Copyright 2017 Mohammad Nauman, Hafeez-ur-Rehman

Permission is hereby granted, free of charge, to any person obtaining a copy of this software and associated documentation files (the "Software"), to deal in the Software without restriction, including without limitation the rights to use, copy, modify, merge, publish, distribute, sublicense, and/or sell copies of the Software, and to permit persons to whom the Software is furnished to do so, subject to the following conditions:

The above copyright notice and this permission notice shall be included in all copies or substantial portions of the Software.

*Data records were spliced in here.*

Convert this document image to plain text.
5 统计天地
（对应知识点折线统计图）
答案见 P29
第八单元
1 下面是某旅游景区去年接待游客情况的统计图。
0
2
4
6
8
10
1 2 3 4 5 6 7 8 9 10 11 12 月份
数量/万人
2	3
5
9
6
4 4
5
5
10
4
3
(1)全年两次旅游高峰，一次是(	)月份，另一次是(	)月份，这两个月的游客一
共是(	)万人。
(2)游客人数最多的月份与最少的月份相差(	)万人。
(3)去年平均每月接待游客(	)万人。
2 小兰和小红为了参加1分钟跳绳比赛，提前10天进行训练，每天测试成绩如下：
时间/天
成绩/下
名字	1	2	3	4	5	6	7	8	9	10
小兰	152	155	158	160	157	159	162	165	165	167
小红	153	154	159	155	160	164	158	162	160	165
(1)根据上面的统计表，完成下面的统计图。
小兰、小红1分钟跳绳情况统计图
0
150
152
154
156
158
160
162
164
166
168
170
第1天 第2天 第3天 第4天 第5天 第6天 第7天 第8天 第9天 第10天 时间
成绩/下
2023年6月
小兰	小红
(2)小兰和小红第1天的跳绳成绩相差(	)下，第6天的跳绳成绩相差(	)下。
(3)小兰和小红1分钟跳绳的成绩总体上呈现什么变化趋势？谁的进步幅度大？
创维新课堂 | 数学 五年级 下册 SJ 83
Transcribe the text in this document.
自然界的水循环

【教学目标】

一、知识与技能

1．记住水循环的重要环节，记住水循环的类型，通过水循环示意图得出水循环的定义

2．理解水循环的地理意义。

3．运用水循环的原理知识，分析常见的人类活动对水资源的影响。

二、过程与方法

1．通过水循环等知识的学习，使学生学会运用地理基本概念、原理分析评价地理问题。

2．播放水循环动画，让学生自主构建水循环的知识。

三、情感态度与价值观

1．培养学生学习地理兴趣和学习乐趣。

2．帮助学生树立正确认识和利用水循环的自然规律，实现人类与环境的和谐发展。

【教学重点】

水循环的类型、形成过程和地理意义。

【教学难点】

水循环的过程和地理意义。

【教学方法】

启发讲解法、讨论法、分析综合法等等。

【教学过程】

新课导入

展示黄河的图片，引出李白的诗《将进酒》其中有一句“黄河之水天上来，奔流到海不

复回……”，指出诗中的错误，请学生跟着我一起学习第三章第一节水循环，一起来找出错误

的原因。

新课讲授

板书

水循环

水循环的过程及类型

THE SOFTWARE IS PROVIDED "AS IS", WITHOUT WARRANTY OF ANY KIND, EXPRESS OR IMPLIED, INCLUDING BUT NOT LIMITED TO THE WARRANTIES OF MERCHANTABILITY, FITNESS FOR A PARTICULAR PURPOSE AND NONINFRINGEMENT. IN NO EVENT SHALL THE AUTHORS OR COPYRIGHT HOLDERS BE LIABLE FOR ANY CLAIM, DAMAGES OR OTHER LIABILITY, WHETHER IN AN ACTION OF CONTRACT, TORT OR OTHERWISE, ARISING FROM, OUT OF OR IN CONNECTION WITH THE SOFTWARE OR THE USE OR OTHER DEALINGS IN THE SOFTWARE.